During Zuma’s divisive tenure, the ANC steadily lost much of its urban support, as well as the influential labour unions that once buttressed the party’s struggle against apartheid. “Ramaphosa ... may sustain significant support from business, the middle classes and people sickened by the scale of the looting and obfuscation under Zuma,” wrote Richard Pithouse, an associate professor at the Wits Institute for Social and Economic Research in Johannesburg. “But the redemptive sense that the ANC carries the destiny of the nation, that it is permanently sanctioned by history, will not be restored.”
At a time when various African nations are shrugging off long-ruling demagogues, Zuma’s successors will need to find a new path. “South Africa finds itself in its current situation because the country has succumbed to ... patriarchal and elite interests,” wrote Cheryl Hendricks, a professor of political science at the University of Johannesburg. “But changing the president, though necessary, won’t be sufficient to get South Africans out of this quagmire. South Africans need new leaders as well as new forms of leadership that understand the driving forces of post-colonial states and their proclivity towards non-democratic forms of governance.”

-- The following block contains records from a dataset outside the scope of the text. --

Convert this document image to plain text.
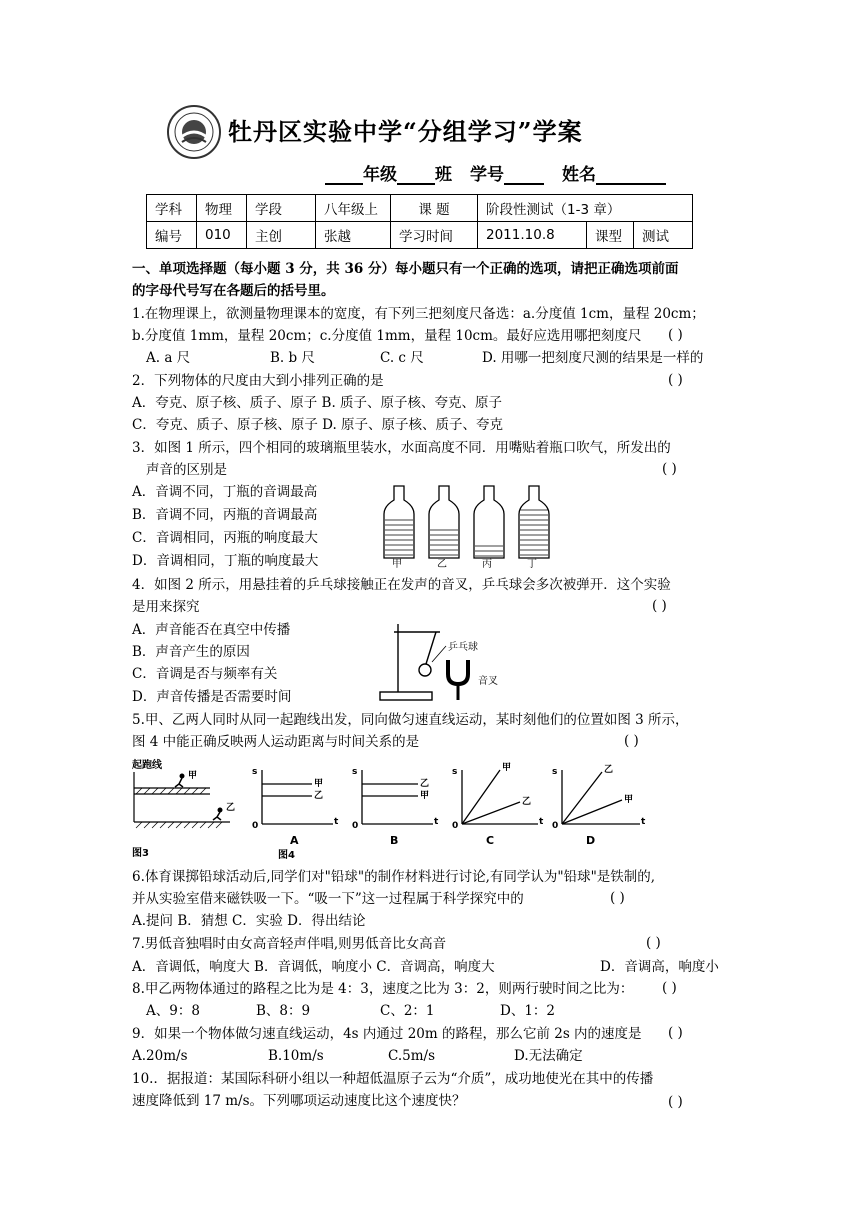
牡丹区实验中学“分组学习”学案
年级 班 学号	姓名
学科	物理	学段	八年级上	课 题	阶段性测试（1-3 章）		
编号	010	主创	张越	学习时间	2011.10.8	课型	测试
一、单项选择题（每小题 3 分，共 36 分）每小题只有一个正确的选项，请把正确选项前面
的字母代号写在各题后的括号里。
1.在物理课上，欲测量物理课本的宽度，有下列三把刻度尺备选：a.分度值 1cm，量程 20cm；
b.分度值 1mm，量程 20cm；c.分度值 1mm，量程 10cm。最好应选用哪把刻度尺 ( )
A. a 尺	B. b 尺	C. c 尺	D. 用哪一把刻度尺测的结果是一样的
2．下列物体的尺度由大到小排列正确的是	( )
A．夸克、原子核、质子、原子 B. 质子、原子核、夸克、原子
C．夸克、质子、原子核、原子 D. 原子、原子核、质子、夸克
3．如图 1 所示，四个相同的玻璃瓶里装水，水面高度不同．用嘴贴着瓶口吹气，所发出的
声音的区别是	( )
A．音调不同，丁瓶的音调最高
B．音调不同，丙瓶的音调最高
C．音调相同，丙瓶的响度最大
D．音调相同，丁瓶的响度最大	甲	乙	丙	丁
4．如图 2 所示，用悬挂着的乒乓球接触正在发声的音叉，乒乓球会多次被弹开．这个实验
是用来探究	( )
A．声音能否在真空中传播
B．声音产生的原因
C．音调是否与频率有关
D．声音传播是否需要时间
乒乓球
音叉
5.甲、乙两人同时从同一起跑线出发，同向做匀速直线运动，某时刻他们的位置如图 3 所示，
图 4 中能正确反映两人运动距离与时间关系的是	( )
起跑线
甲
乙
图3
s
t
0
甲
乙
s
t
0
乙
甲
s
t
0
甲
乙
s
t
0
乙
甲
A	B	C	D
图4
6.体育课掷铅球活动后,同学们对"铅球"的制作材料进行讨论,有同学认为"铅球"是铁制的,
并从实验室借来磁铁吸一下。“吸一下”这一过程属于科学探究中的	( )
A.提问 B．猜想 C．实验 D．得出结论
7.男低音独唱时由女高音轻声伴唱,则男低音比女高音	( )
A．音调低，响度大 B．音调低，响度小 C．音调高，响度大	D．音调高，响度小
8.甲乙两物体通过的路程之比为是 4：3，速度之比为 3：2，则两行驶时间之比为： ( )
A、9：8	B、8：9	C、2：1	D、1：2
9．如果一个物体做匀速直线运动，4s 内通过 20m 的路程，那么它前 2s 内的速度是 ( )
A.20m/s	B.10m/s	C.5m/s	D.无法确定
10.．据报道：某国际科研小组以一种超低温原子云为“介质”，成功地使光在其中的传播
速度降低到 17 m/s。下列哪项运动速度比这个速度快？	( )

The success of South Africa’s democratic experiment is not simply of domestic importance, either. “If, despite all this, South Africa slides inexorably backwards, cynicism about the future of the African continent will grow in the rest of the world,” Financial Times columnist Gideon Rachman warned. “Some Africans will be infuriated by this tendency to generalise about the fate of an entire continent from the events in just one country. But the drama of South Africa’s recent history and the sophistication of its economy means that it inevitably has become a standard-bearer for Africa.”
The silver lining to Zuma’s legacy, Msimang said, is that his “penchant for looting and mismanagement has unwittingly strengthened the indomitable will of South Africa’s more than 55 million residents”. And it means that Ramaphosa, should he, too, disappoint, “will have a much shorter leash with which to hang himself”.
— Washington Post
Ishaan Tharoor writes about foreign affairs. He previously was a senior editor and correspondent at Time magazine, based first in Hong Kong and later in New York.